Parecia que uma luta interessante ia ter lugar; os dois adversários mostravam-se ambos fortes e decididos, porém D. Ellie para logo recuou; e, como querendo não passar por vencida, sorriu-se maliciosamente e, apontando para o Moreninho, disse, afetando um acento gracejador:

- Ele é travesso como o beija-flor, inocente como uma boneca, faceiro como o pavão, e curioso como... uma mulher.

- Sim. – Tornou-lhe Louis – Preciso é que os ouvidos estejam bem abertos e a atenção bem apurada, quando se está defronte de uma moça como D. Ellie, que sempre tem coisas tão engraçadas e tão inocentes para dizer!... Oh! minha camarada, juro-lhe que ninguém lhe iguala na habilidade de compor um mapa!

- Mas... Louis ... você se irritou?

- Oh! não, não – Continuou o menino, com picante ironia. – Porém, é fato que nenhum de nós gosta de ser ofuscado com o esplendor do outro. Já basta de brilhar, D. Ellie; o Sr. Harry deve estar tão enfeitiçado com o seu espírito e talento, que decerto não poderá toda esta tarde e noite olhar para outras, sem compaixão ou desgosto; portanto, já basta... se não por si, ao menos por nós.

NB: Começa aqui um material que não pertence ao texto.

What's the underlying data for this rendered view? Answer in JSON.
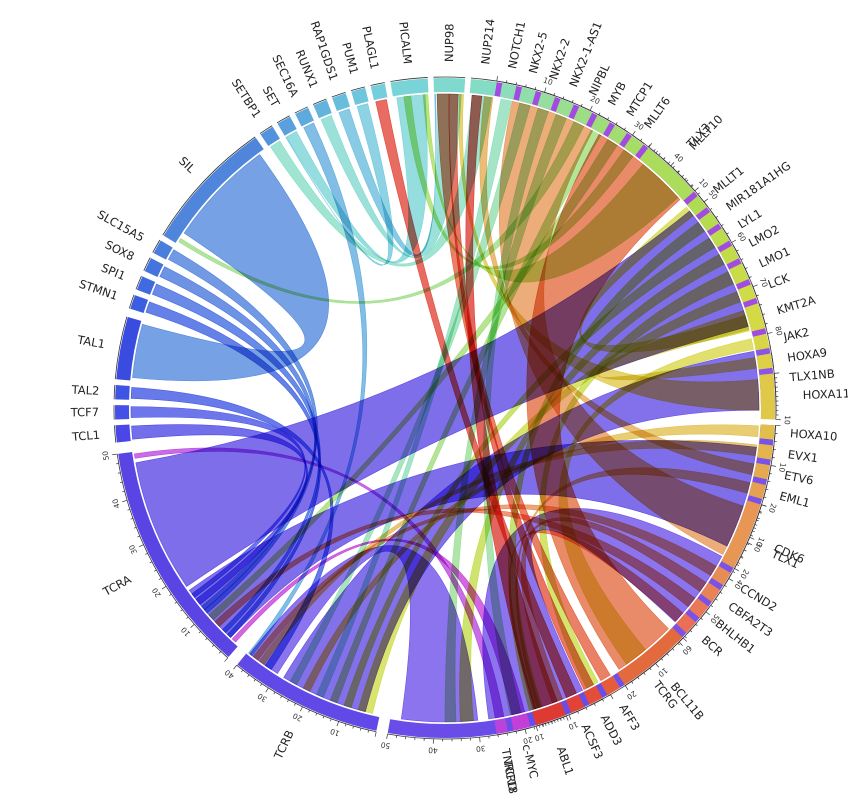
{
  "segments": [
    {
      "name": "TLX3",
      "color": "#a24be0",
      "ticks": true,
      "max": 80
    },
    {
      "name": "TLX1NB",
      "color": "#8a55e6",
      "ticks": false
    },
    {
      "name": "TLX1",
      "color": "#7a52e8",
      "ticks": true,
      "max": 60
    },
    {
      "name": "TCRG",
      "color": "#7050e8",
      "ticks": false
    },
    {
      "name": "TCRD",
      "color": "#6a4de8",
      "ticks": true,
      "max": 50
    },
    {
      "name": "TCRB",
      "color": "#6049e6",
      "ticks": true,
      "max": 40
    },
    {
      "name": "TCRA",
      "color": "#5a45e4",
      "ticks": true,
      "max": 50
    },
    {
      "name": "TCL1",
      "color": "#4b47e6",
      "ticks": false
    },
    {
      "name": "TCF7",
      "color": "#4450e6",
      "ticks": false
    },
    {
      "name": "TAL2",
      "color": "#3e55e4",
      "ticks": false
    },
    {
      "name": "TAL1",
      "color": "#3a4ce0",
      "ticks": false
    },
    {
      "name": "STMN1",
      "color": "#3a5ee0",
      "ticks": false
    },
    {
      "name": "SPI1",
      "color": "#3f6ae0",
      "ticks": false
    },
    {
      "name": "SOX8",
      "color": "#4574de",
      "ticks": false
    },
    {
      "name": "SLC15A5",
      "color": "#4a7edc",
      "ticks": false
    },
    {
      "name": "SIL",
      "color": "#4f86dc",
      "ticks": false
    },
    {
      "name": "SETBP1",
      "color": "#5393dc",
      "ticks": false
    },
    {
      "name": "SET",
      "color": "#59a0dc",
      "ticks": false
    },
    {
      "name": "SEC16A",
      "color": "#5eaadc",
      "ticks": false
    },
    {
      "name": "RUNX1",
      "color": "#63b4dc",
      "ticks": false
    },
    {
      "name": "RAP1GDS1",
      "color": "#68bddc",
      "ticks": false
    },
    {
      "name": "PUM1",
      "color": "#6ec6dc",
      "ticks": false
    },
    {
      "name": "PLAGL1",
      "color": "#74cedb",
      "ticks": false
    },
    {
      "name": "PICALM",
      "color": "#79d4d7",
      "ticks": false
    },
    {
      "name": "NUP98",
      "color": "#7fd9cf",
      "ticks": false
    },
    {
      "name": "NUP214",
      "color": "#85dcc5",
      "ticks": false
    },
    {
      "name": "NOTCH1",
      "color": "#8bdeb9",
      "ticks": false
    },
    {
      "name": "NKX2-5",
      "color": "#90deac",
      "ticks": false
    },
    {
      "name": "NKX2-2",
      "color": "#95de9e",
      "ticks": false
    },
    {
      "name": "NKX2-1-AS1",
      "color": "#99de91",
      "ticks": false
    },
    {
      "name": "NIPBL",
      "color": "#9cdd85",
      "ticks": false
    },
    {
      "name": "MYB",
      "color": "#9fdc7a",
      "ticks": false
    },
    {
      "name": "MTCP1",
      "color": "#a3dc70",
      "ticks": false
    },
    {
      "name": "MLLT6",
      "color": "#a7dc66",
      "ticks": false
    },
    {
      "name": "MLLT10",
      "color": "#abdc5c",
      "ticks": true,
      "max": 10
    },
    {
      "name": "MLLT1",
      "color": "#b0dc55",
      "ticks": false
    },
    {
      "name": "MIR181A1HG",
      "color": "#b5dc4f",
      "ticks": false
    },
    {
      "name": "LYL1",
      "color": "#bbdc4b",
      "ticks": false
    },
    {
      "name": "LMO2",
      "color": "#c1dc48",
      "ticks": false
    },
    {
      "name": "LMO1",
      "color": "#c7dc46",
      "ticks": false
    },
    {
      "name": "LCK",
      "color": "#cedc45",
      "ticks": false
    },
    {
      "name": "KMT2A",
      "color": "#d4da45",
      "ticks": false
    },
    {
      "name": "JAK2",
      "color": "#d9d645",
      "ticks": false
    },
    {
      "name": "HOXA9",
      "color": "#ddd046",
      "ticks": false
    },
    {
      "name": "HOXA11",
      "color": "#e0c848",
      "ticks": true,
      "max": 10
    },
    {
      "name": "HOXA10",
      "color": "#e2bf4b",
      "ticks": false
    },
    {
      "name": "EVX1",
      "color": "#e4b54e",
      "ticks": false
    },
    {
      "name": "ETV6",
      "color": "#e5aa50",
      "ticks": false
    },
    {
      "name": "EML1",
      "color": "#e6a052",
      "ticks": false
    },
    {
      "name": "CDK6",
      "color": "#e79654",
      "ticks": true,
      "max": 20
    },
    {
      "name": "CCND2",
      "color": "#e88c55",
      "ticks": false
    },
    {
      "name": "CBFA2T3",
      "color": "#e98256",
      "ticks": false
    },
    {
      "name": "BHLHB1",
      "color": "#ea7856",
      "ticks": false
    },
    {
      "name": "BCR",
      "color": "#eb6e56",
      "ticks": false
    },
    {
      "name": "BCL11B",
      "color": "#e36a3d",
      "ticks": true,
      "max": 20
    },
    {
      "name": "AFF3",
      "color": "#e45c3a",
      "ticks": false
    },
    {
      "name": "ADD3",
      "color": "#e34e38",
      "ticks": false
    },
    {
      "name": "ACSF3",
      "color": "#e24336",
      "ticks": false
    },
    {
      "name": "ABL1",
      "color": "#dd3a33",
      "ticks": true,
      "max": 10
    },
    {
      "name": "c-MYC",
      "color": "#c43ed8",
      "ticks": false
    },
    {
      "name": "TNRC18",
      "color": "#b844dc",
      "ticks": false
    }
  ]
}
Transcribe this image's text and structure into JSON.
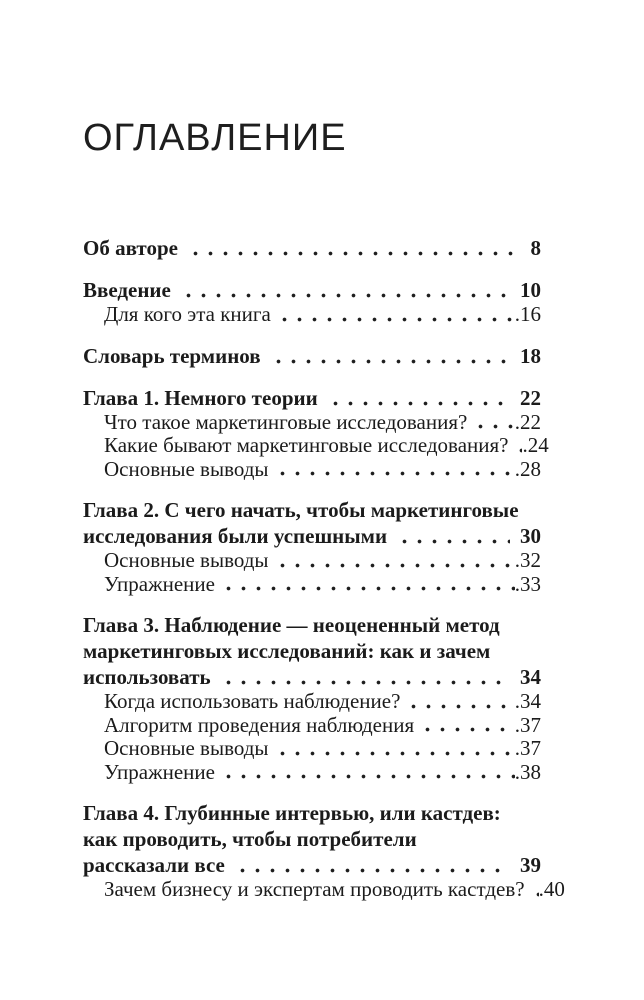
{
  "document": {
    "title": "ОГЛАВЛЕНИЕ",
    "toc": {
      "entries": [
        {
          "level": 0,
          "lines": [
            "Об авторе"
          ],
          "page": "8"
        },
        {
          "level": 0,
          "lines": [
            "Введение"
          ],
          "page": "10"
        },
        {
          "level": 1,
          "lines": [
            "Для кого эта книга"
          ],
          "page": "16"
        },
        {
          "level": 0,
          "lines": [
            "Словарь терминов"
          ],
          "page": "18"
        },
        {
          "level": 0,
          "lines": [
            "Глава 1. Немного теории"
          ],
          "page": "22"
        },
        {
          "level": 1,
          "lines": [
            "Что такое маркетинговые исследования?"
          ],
          "page": "22"
        },
        {
          "level": 1,
          "lines": [
            "Какие бывают маркетинговые исследования?"
          ],
          "page": "24"
        },
        {
          "level": 1,
          "lines": [
            "Основные выводы"
          ],
          "page": "28"
        },
        {
          "level": 0,
          "lines": [
            "Глава 2. С чего начать, чтобы маркетинговые",
            "исследования были успешными"
          ],
          "page": "30"
        },
        {
          "level": 1,
          "lines": [
            "Основные выводы"
          ],
          "page": "32"
        },
        {
          "level": 1,
          "lines": [
            "Упражнение"
          ],
          "page": "33"
        },
        {
          "level": 0,
          "lines": [
            "Глава 3. Наблюдение — неоцененный метод",
            "маркетинговых исследований: как и зачем",
            "использовать"
          ],
          "page": "34"
        },
        {
          "level": 1,
          "lines": [
            "Когда использовать наблюдение?"
          ],
          "page": "34"
        },
        {
          "level": 1,
          "lines": [
            "Алгоритм проведения наблюдения"
          ],
          "page": "37"
        },
        {
          "level": 1,
          "lines": [
            "Основные выводы"
          ],
          "page": "37"
        },
        {
          "level": 1,
          "lines": [
            "Упражнение"
          ],
          "page": "38"
        },
        {
          "level": 0,
          "lines": [
            "Глава 4. Глубинные интервью, или кастдев:",
            "как проводить, чтобы потребители",
            "рассказали все"
          ],
          "page": "39"
        },
        {
          "level": 1,
          "lines": [
            "Зачем бизнесу и экспертам проводить кастдев?"
          ],
          "page": "40"
        }
      ]
    },
    "text_color": "#1b1b1b",
    "background_color": "#ffffff"
  }
}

A cronista fez-se cor de nácar e o seu adversário, imitando-a na malícia do sorriso e no acento gracejador, prosseguiu ainda:

- Mas ninguém conclua daqui que, por ofuscado, perco eu o amor que tinha ao astro que me ofuscou. Bela rosa do jardim! Teus espinhos feriram a borboleta, mas nem por isso deixarás de ser beijado por ela!